The transaction tax on deposits solves all of these issues. Since it is paid in real time, the taxpayer doesn’t need to do any calculations, keep any records, or read 74,000 pages of the tax code. It’s efficient because the government doesn’t have to expend resources collecting the tax or enforcing the code. Real time payments also provide transparency. No longer is there ambiguity about who is paying the tax and how much they are paying. The calculation of the rate is simple: (Revenue needed/#of transactions). Finally, we won’t have to hear the “fair share” argument anymore because everyone is paying their fair share. Everyone has skin in the game. It’s fair because there is no more favoritism towards one group over another. No more pandering to lobbyist and special interest groups. Since wages, spending, and saving are treated equally, it’s not regressive. It’s progressive, not in rates, but through the skewness of the tax base, which makes it different from all other proposals. Since high net worth entities conduct most of the transactions, they pay most of the tax. The poor pay close to nothing.
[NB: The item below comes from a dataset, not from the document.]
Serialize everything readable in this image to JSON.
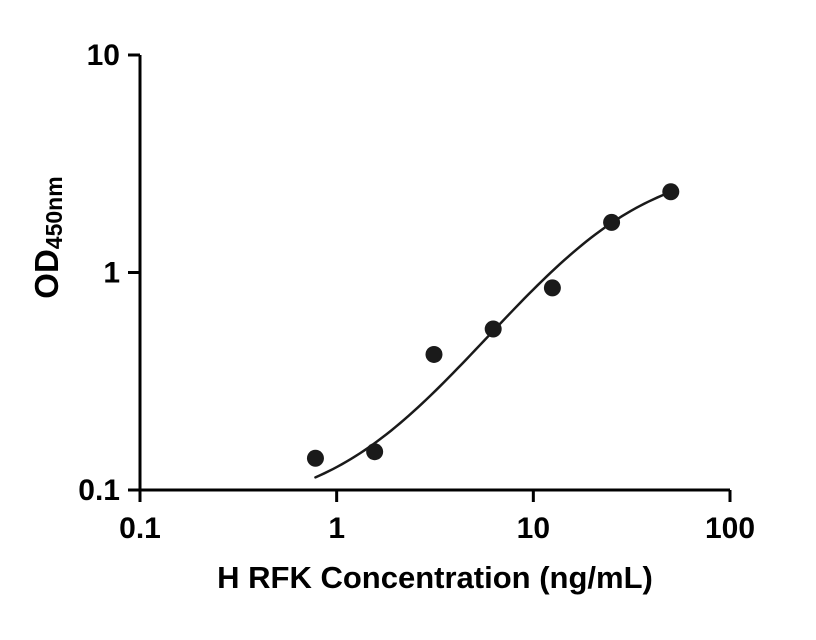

The transaction tax on deposits is not foolproof. Any system can be manipulated. It won’t solve how our tax dollars are spent, only how they are collected. It won’t avert another financial crisis that is based on bad policy. It’s flexible enough in that the rate can be adjusted to meet projecting spending requirements (paying down debt and future entitlement promises), as long as we can calculate a reliable tax base.